Bugün Afganistan, Doğu Pakistan, Libya, Yemen, Irak, Suriye’de ve Güneydoğu bölgelerimizdeki şiddet olayları bu planın hep birer uygulamasıdır. ABD başta olmak üzere 30 sene önce İran-Irak savaşı başlatmışlar, bu savaş on sene sürmüş, İran ve Irak devleti kan gövdeyi götürürcesine savaş yapmış, iki İslam milleti birbirlerni kırıp geçirmişlerdir. Sonra Ortadoğu’ya demokrasi getireceğiz sloganı ile Irak’ta Şii-Sünni mezhepsel farklılığını kullanarak “Yıkılsın zalim Saddam” teraneleri ile Sünni Saddam, Irak’ın ABD tarafından işgali ile İran destekli Irak’ta Şii yönetime dayalı bir devlet oluşturulmuştur. Böylece dışarda kalan ve Saddam’ın idamı ile de temelli köşeye itilen Sünni gruplar silahlandırılmış ve IŞİD veya DEAŞ denen son derece acımasız, gaddar, hiçbir kural tanımayan, İslam adına ortaya çıkarılan ama İslamı temelden yıkıcı İslam dışı davranışlar yapan, akla gelmeyecek menfaatlerle halkı sindiren örgütler ortaya çıkmıştır. Zamanında zalim Saddam, gaddar, diktatör diye bağırdıkları Saddam’ı bugün mum yakıp arar hale gelmişlerdir. Aynı oyun Suriye’nin de üzerinde oynanmış, Esed’in gerçekten zalimane tutum ve davranışları Batının ve ABD’nin eline koz vermiş, Irak’taki olaylar kısa zamanda Suriye’ye de sıçramış, 5 senedir milyonlarca insan vatanından yurdundan, yuvasından, işinden, aşından olmuş, mülteci durumunda komşu devletlerin özellikle Türkiye’nin üzerine ağır bir yük getirmişler, 3 milyondan fazla Suriyeli, 500 binden fazla Iraklı Türkiye’nin şefkatli kucağına sığınmışlardır. Yurdunda yuvasında, durumları, ekonomik sosyal konumları itibariyle son derece iyi iken bugün bu asil insanlar bir pula muhtaç dilenci durumuna düşürülmüşlerdir. Bu insanlar yüce devletimizin ve merhametli milletimizin iane ve iaşesi ile yaşam savaşı vermektedirler. Bunlar son derece ibretlik olaylardır.

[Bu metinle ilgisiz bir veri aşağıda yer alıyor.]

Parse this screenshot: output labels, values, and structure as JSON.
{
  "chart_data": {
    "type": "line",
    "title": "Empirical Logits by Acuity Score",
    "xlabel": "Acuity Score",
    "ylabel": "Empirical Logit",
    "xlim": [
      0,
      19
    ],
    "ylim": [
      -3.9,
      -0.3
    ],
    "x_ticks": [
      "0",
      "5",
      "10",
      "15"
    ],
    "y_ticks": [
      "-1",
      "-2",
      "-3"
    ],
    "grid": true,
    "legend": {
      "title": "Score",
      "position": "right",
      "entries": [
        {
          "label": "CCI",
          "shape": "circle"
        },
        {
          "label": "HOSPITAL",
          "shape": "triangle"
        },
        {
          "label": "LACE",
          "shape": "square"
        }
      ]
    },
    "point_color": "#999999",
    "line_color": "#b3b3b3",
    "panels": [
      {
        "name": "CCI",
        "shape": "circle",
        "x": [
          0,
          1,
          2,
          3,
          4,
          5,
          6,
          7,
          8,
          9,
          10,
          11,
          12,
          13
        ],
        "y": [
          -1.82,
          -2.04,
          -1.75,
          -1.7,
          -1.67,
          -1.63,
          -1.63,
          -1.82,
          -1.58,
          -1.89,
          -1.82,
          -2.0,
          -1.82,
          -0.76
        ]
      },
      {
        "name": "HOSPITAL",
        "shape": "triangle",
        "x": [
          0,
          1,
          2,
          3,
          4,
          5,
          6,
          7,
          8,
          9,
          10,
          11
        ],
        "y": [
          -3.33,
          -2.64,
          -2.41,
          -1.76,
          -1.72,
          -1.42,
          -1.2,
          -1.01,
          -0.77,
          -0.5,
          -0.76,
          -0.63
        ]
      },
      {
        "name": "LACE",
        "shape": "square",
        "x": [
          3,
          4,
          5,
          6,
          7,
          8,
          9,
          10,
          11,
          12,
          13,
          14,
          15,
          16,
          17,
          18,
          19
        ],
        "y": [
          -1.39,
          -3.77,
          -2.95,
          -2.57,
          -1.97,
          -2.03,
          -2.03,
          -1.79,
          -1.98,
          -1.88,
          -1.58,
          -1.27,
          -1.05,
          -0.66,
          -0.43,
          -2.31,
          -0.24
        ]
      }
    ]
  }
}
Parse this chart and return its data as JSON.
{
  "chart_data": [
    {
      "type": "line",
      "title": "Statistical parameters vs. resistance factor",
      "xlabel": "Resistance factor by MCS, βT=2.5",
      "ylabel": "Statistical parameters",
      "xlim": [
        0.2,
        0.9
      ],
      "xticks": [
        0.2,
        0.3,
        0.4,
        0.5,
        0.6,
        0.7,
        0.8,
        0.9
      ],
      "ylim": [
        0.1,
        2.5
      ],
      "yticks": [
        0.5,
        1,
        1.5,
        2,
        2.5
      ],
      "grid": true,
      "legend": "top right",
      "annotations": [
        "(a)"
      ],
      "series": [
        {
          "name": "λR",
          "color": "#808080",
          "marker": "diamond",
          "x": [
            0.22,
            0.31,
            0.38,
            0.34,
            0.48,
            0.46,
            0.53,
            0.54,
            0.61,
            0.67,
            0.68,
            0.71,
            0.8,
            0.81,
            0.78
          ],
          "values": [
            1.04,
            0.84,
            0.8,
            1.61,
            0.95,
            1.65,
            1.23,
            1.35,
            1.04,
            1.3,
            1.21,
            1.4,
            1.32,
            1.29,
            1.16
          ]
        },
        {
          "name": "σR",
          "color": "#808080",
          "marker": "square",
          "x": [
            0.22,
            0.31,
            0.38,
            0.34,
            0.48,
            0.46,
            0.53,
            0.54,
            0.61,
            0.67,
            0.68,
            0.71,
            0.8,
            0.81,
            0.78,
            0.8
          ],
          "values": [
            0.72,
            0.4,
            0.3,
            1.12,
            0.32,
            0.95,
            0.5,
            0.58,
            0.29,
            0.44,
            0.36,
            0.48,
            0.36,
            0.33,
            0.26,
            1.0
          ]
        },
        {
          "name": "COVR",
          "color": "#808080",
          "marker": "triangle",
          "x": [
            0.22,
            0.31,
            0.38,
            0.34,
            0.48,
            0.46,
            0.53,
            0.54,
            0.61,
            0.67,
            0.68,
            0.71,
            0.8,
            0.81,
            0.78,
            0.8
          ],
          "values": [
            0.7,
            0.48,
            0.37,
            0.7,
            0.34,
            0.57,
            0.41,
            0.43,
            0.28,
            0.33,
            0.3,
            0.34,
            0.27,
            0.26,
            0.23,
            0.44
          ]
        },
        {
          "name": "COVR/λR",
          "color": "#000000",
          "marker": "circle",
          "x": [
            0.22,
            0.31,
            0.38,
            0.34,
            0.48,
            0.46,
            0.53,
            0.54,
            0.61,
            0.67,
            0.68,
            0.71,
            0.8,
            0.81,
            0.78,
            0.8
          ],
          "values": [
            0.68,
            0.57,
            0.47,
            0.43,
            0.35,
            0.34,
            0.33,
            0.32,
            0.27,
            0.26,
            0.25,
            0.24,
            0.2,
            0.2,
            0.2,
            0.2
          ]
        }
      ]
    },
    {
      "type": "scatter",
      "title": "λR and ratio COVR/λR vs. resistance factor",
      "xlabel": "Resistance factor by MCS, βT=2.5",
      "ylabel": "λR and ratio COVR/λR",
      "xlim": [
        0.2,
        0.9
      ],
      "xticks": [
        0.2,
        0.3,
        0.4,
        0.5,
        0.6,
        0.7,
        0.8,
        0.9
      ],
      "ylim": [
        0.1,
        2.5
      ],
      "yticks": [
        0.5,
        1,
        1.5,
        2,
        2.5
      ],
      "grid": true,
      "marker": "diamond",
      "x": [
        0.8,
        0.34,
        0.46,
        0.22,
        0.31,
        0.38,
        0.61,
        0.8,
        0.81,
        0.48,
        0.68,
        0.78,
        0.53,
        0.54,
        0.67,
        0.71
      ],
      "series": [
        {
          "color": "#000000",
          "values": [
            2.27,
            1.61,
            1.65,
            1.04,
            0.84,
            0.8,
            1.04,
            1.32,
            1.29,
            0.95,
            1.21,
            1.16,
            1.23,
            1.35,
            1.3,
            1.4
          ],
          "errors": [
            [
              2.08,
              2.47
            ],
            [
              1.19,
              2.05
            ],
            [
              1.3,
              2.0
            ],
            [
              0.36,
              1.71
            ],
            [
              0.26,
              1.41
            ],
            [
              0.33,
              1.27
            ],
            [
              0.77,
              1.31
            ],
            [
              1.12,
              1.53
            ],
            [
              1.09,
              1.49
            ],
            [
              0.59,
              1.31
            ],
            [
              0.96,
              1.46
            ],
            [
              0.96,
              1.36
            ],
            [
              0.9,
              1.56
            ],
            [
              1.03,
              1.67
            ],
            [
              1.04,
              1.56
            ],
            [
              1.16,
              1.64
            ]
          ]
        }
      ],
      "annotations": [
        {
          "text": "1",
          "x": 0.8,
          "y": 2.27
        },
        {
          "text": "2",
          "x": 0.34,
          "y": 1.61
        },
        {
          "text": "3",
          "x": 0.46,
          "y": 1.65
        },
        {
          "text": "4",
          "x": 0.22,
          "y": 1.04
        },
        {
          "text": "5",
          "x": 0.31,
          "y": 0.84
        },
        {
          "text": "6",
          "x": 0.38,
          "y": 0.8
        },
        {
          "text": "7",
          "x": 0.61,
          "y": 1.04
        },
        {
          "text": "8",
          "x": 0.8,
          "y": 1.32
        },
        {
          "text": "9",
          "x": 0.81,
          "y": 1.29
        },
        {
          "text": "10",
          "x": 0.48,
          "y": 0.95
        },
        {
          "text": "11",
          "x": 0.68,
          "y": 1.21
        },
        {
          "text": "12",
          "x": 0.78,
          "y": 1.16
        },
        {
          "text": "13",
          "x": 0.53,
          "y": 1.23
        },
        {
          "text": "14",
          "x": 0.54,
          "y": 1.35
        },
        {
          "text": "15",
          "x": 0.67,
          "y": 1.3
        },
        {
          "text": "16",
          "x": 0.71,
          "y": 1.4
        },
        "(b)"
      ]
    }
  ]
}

35-40 sene önce 5 kez Şam ve Bağdat ziyaretlerim Hac nedeni ile yolculuklarımız sebebi ile Suriye ve Irak’tan geçmelerimiz oldu. Bağdat; Paris, Viyana, bugünkü Berlin ayarında, çok şeritli yollar, gündüz gibi aydınlatılmış geceler, dillere destan masal ülkesi gibiydi. Bugün; harabatilerin harab ettiği Bağdat, kan ağlıyor. Ortadoğu’nun en eski yerleşim merkezi Şam, Halep aynı kan gölünün içinde. Bir zamanlar en muhteşem Türk kenti olan Halep bugün baykuşların bile konmadığı virane haldedir. İşte bunlar savaşın, düşmanlığın, terörün korkunç yüzleridir.

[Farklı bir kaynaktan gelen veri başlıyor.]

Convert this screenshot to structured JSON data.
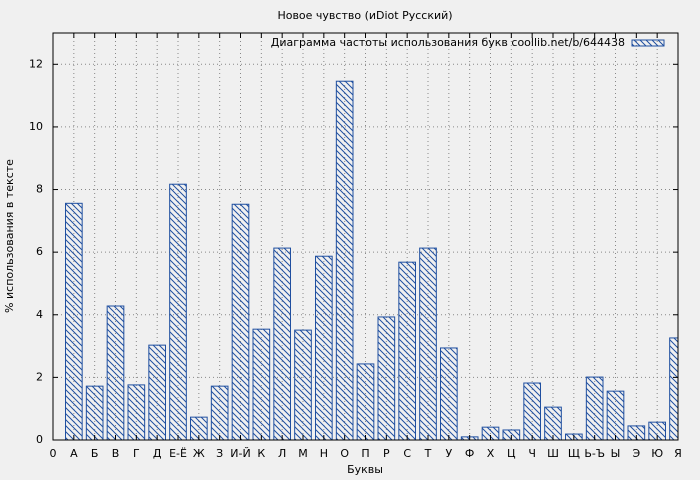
{
  "chart_data": {
    "type": "bar",
    "title": "Новое чувство (иDiot Русский)",
    "xlabel": "Буквы",
    "ylabel": "% использования в тексте",
    "x": [
      1,
      2,
      3,
      4,
      5,
      6,
      7,
      8,
      9,
      10,
      11,
      12,
      13,
      14,
      15,
      16,
      17,
      18,
      19,
      20,
      21,
      22,
      23,
      24,
      25,
      26,
      27,
      28,
      29,
      30
    ],
    "series": [
      {
        "name": "Диаграмма частоты использования букв coollib.net/b/644438",
        "color": "#1f4fa0",
        "values": [
          7.56,
          1.72,
          4.28,
          1.76,
          3.03,
          8.17,
          0.73,
          1.72,
          7.53,
          3.54,
          6.13,
          3.51,
          5.87,
          11.46,
          2.43,
          3.93,
          5.68,
          6.13,
          2.94,
          0.1,
          0.41,
          0.32,
          1.82,
          1.05,
          0.19,
          2.01,
          1.56,
          0.45,
          0.57,
          3.26
        ]
      }
    ],
    "xlim": [
      0,
      30
    ],
    "xticks": [
      0,
      {
        "value": 1,
        "label": "А"
      },
      {
        "value": 2,
        "label": "Б"
      },
      {
        "value": 3,
        "label": "В"
      },
      {
        "value": 4,
        "label": "Г"
      },
      {
        "value": 5,
        "label": "Д"
      },
      {
        "value": 6,
        "label": "Е-Ё"
      },
      {
        "value": 7,
        "label": "Ж"
      },
      {
        "value": 8,
        "label": "З"
      },
      {
        "value": 9,
        "label": "И-Й"
      },
      {
        "value": 10,
        "label": "К"
      },
      {
        "value": 11,
        "label": "Л"
      },
      {
        "value": 12,
        "label": "М"
      },
      {
        "value": 13,
        "label": "Н"
      },
      {
        "value": 14,
        "label": "О"
      },
      {
        "value": 15,
        "label": "П"
      },
      {
        "value": 16,
        "label": "Р"
      },
      {
        "value": 17,
        "label": "С"
      },
      {
        "value": 18,
        "label": "Т"
      },
      {
        "value": 19,
        "label": "У"
      },
      {
        "value": 20,
        "label": "Ф"
      },
      {
        "value": 21,
        "label": "Х"
      },
      {
        "value": 22,
        "label": "Ц"
      },
      {
        "value": 23,
        "label": "Ч"
      },
      {
        "value": 24,
        "label": "Ш"
      },
      {
        "value": 25,
        "label": "Щ"
      },
      {
        "value": 26,
        "label": "Ь-Ъ"
      },
      {
        "value": 27,
        "label": "Ы"
      },
      {
        "value": 28,
        "label": "Э"
      },
      {
        "value": 29,
        "label": "Ю"
      },
      {
        "value": 30,
        "label": "Я"
      }
    ],
    "ylim": [
      0,
      13
    ],
    "yticks": [
      0,
      2,
      4,
      6,
      8,
      10,
      12
    ],
    "grid": true,
    "legend": "top-right"
  }
}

Bu yazımızda bunları ifade etmek, hikayeyi aktarmak değil, ders almak, ibret almak, tedbir almak, ayakta kalıp bu korkunç durumlara düşmemek için sonsuz mücadele etmek, vatanımızı, yurdumuzu, bölgelerimizi, milletimizi bu melanetten korumak amacı ile, insanımızı uyarmaktır. Devlet ve millet olarak ortaya konan mücadeleye destek olmak içindir bu uyarılar. Maksadımız hainlerin, satılmış uşakların, şerefsiz teröristlerin cinayetlerini sergilemek değil, onların melanetlerini hatırlatarak önlemlerimizi almaktır. Bunu anlatmaya çalışıyor, herkesi görevini yapmaya çağırıyoruz. Karınca kadarınca bu hizmete katkı olsun istiyoruz.